在邓良娣即将要故意落下一子认输时,谢祁忽的冷冷淡淡启唇说了这么一句。
邓良娣猛地抬眸,与谢祁那双犀利冷漠如古潭的黑眸对上,那一瞬,她感觉自己像是被眼前人给一眼看穿了般,莫名觉得后脊背发凉。
“殿下恕罪,妾身……妾身只是怕殿下白日里忙政务本便劳心劳力,又如此费心的与妾身下棋,更是辛苦,不如,妾身先服侍殿下安寝,棋局明日可以继续再下,可好?”
说着,邓良娣便慢慢的挪到了谢祁的身侧,一双素手缓缓抬起。
便要落在谢祁的臂膀处,忽的外面响起一道惊雷。
轰隆——
巨响惊得邓良娣不由一下手抖。
而还未等她从这声惊雷中回神,外面便下起了瓢泼大雨,伴随着一声接着一声的雷鸣。
这场暴雨对于邓良娣而言,来得实在是太及时了。
她正愁没借口留下太子,如今雨下得这般大,正好可以借此为由了。
“殿下,雨夜风急路难行,不如今夜您便歇在茗羽阁……”
谢祁沉着眉眼,深深地望着外面的狂风骤雨,眉梢隆起一座小山的高度。
那双一贯冷漠疏远的黑眸里,此刻却添了无法克制的忧心忡忡。
太子一贯喜怒不言于色,令人捉摸不透。
可此刻忧心的神情却太过于明显,让邓良娣都甚是诧异与奇怪。
只是下了场暴雨罢了,太子在忧心什么?
没等她想明白这点,谢祁便拨开了她伸到一半的手。
衣袂浮动间,便下了暖榻,径直往外走去。
邓良娣虽不知他心中所想,但见他往外走,便知他是要走。
心中一慌,邓良娣忙追上。
“殿下,外面的雨下得这般大,还在打雷,您若是此刻出去,必然是会淋湿的,您的金体要紧,还是等雨小一些吧……”

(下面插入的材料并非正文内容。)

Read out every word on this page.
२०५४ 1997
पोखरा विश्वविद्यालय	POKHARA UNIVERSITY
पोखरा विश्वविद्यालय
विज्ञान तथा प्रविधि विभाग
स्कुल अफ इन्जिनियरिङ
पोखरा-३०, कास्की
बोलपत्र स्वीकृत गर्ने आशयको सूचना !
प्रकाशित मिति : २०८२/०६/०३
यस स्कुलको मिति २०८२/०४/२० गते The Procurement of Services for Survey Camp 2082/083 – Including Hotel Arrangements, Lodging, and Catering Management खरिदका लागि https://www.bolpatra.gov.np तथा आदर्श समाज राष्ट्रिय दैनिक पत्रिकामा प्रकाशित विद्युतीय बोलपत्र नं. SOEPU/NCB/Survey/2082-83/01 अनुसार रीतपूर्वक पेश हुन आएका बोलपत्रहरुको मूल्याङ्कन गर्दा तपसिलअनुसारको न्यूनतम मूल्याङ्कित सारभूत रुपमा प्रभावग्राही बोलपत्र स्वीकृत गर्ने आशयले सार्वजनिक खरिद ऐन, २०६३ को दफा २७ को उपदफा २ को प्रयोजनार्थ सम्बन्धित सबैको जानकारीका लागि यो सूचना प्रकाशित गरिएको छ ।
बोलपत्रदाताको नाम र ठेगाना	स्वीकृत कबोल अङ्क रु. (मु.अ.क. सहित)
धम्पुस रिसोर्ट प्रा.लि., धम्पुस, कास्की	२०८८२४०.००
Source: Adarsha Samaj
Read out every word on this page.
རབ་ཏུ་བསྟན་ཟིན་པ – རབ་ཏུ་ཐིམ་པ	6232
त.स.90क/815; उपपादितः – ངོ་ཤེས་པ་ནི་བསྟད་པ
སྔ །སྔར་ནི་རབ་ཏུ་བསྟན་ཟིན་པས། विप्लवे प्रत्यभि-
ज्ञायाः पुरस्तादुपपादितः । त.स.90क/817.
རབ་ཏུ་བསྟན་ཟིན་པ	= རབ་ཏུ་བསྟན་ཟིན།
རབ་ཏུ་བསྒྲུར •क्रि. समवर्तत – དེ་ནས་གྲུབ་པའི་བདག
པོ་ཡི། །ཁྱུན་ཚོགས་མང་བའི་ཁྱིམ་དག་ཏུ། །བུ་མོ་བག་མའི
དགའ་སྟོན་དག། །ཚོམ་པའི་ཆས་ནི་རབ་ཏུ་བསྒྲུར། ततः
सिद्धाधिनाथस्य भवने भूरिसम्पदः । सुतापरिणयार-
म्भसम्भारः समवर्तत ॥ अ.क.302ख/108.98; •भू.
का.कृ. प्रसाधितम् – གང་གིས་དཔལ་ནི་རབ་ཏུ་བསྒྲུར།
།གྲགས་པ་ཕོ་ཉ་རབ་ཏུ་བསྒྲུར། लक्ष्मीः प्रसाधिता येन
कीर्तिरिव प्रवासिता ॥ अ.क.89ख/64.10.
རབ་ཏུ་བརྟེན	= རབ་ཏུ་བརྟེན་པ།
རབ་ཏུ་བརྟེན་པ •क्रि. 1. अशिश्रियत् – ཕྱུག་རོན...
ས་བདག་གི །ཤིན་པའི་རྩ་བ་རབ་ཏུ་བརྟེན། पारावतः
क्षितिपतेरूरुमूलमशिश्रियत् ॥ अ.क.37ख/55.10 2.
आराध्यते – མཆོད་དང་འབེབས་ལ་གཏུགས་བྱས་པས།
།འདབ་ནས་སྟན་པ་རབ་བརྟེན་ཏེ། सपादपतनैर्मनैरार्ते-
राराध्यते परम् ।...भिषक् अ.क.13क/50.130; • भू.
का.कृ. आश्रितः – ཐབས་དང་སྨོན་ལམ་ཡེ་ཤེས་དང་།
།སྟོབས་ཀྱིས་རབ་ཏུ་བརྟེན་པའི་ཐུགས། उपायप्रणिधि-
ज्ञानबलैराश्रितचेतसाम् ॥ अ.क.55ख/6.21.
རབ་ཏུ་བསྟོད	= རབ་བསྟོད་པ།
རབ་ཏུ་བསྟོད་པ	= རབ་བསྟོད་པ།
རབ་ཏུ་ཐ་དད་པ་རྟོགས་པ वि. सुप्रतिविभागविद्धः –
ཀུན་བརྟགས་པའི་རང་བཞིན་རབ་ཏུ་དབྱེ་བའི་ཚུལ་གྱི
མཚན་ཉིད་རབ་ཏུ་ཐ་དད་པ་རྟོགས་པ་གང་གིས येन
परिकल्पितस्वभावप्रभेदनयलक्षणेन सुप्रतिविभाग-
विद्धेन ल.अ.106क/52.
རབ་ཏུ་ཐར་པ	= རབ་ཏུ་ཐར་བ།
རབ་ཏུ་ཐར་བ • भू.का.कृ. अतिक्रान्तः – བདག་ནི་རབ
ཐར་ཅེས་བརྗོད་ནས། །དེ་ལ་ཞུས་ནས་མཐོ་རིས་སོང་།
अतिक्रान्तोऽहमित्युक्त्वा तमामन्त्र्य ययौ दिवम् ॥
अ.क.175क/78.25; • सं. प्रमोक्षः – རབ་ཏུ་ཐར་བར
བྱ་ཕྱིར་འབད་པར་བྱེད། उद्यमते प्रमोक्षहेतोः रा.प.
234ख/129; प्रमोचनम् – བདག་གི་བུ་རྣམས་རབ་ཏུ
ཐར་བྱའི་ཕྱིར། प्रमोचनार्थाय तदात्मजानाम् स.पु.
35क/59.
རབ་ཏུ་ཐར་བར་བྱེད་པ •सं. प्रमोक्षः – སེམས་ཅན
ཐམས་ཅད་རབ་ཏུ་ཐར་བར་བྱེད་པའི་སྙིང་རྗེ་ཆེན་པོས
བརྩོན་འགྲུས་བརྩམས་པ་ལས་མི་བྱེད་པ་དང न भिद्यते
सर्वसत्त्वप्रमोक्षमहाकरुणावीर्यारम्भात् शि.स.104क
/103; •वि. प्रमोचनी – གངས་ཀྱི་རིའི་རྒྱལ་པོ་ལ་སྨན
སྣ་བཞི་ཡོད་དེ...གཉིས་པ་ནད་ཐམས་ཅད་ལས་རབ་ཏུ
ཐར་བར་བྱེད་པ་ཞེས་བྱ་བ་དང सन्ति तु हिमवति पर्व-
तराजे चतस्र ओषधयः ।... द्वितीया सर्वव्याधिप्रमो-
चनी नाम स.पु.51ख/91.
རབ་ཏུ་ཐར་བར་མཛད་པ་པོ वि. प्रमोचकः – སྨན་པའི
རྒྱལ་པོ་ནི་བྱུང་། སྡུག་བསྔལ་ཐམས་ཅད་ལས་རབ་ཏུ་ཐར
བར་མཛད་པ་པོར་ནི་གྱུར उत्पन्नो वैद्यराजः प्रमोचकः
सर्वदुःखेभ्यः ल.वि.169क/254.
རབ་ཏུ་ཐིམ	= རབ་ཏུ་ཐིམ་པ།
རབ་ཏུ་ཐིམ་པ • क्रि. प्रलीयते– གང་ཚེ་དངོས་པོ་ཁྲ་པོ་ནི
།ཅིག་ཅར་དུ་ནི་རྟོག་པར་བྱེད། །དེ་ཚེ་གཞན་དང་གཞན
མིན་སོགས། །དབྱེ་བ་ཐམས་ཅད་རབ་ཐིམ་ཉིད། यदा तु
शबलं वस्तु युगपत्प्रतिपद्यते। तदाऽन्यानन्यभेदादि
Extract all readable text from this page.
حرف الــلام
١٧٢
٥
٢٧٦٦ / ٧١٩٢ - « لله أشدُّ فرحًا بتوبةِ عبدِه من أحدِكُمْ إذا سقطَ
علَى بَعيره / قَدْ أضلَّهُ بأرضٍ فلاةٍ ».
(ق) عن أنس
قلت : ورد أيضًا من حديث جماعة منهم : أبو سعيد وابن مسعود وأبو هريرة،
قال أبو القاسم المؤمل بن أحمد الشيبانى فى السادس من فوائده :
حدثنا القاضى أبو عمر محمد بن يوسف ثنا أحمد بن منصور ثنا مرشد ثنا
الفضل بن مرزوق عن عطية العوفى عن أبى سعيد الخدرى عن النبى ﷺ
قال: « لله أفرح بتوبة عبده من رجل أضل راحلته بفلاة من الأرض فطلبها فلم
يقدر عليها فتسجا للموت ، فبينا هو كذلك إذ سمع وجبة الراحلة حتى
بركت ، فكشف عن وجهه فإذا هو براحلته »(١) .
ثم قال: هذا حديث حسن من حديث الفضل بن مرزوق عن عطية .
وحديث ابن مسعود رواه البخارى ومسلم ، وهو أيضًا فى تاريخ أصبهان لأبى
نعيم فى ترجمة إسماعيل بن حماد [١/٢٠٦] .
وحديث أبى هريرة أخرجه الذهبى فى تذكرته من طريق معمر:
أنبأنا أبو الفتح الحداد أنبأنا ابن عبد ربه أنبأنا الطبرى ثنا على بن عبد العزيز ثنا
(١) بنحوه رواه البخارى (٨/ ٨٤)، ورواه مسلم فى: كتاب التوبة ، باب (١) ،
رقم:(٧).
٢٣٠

但谢祁却像是没听见她的规劝般,只抬了下手,“福禄。”
福禄第一时间上前,机灵的撑起了一把折骨伞。
见谢祁竟依然坚持要冒雨离开,邓良娣急了,再也顾不上其他。
一步上前,头一回,壮着胆子自后抱住了太子的腰。
“殿下,外面的雨下得这般大,而且还一直在打雷,妾身……妾身一个人害怕,殿下今夜可以留下,陪一陪妾身吗?”
谢祁的身子明显一僵,面色沉如凝霜,不带一丝怜香惜玉的,生生掰开了邓良娣的手。
甚至在掰开她的手后,还甚是嫌弃的抚了抚被弄得有些褶皱的衣摆。
“怕打雷,便让侍女陪着,孤先走了,你早些歇息吧。”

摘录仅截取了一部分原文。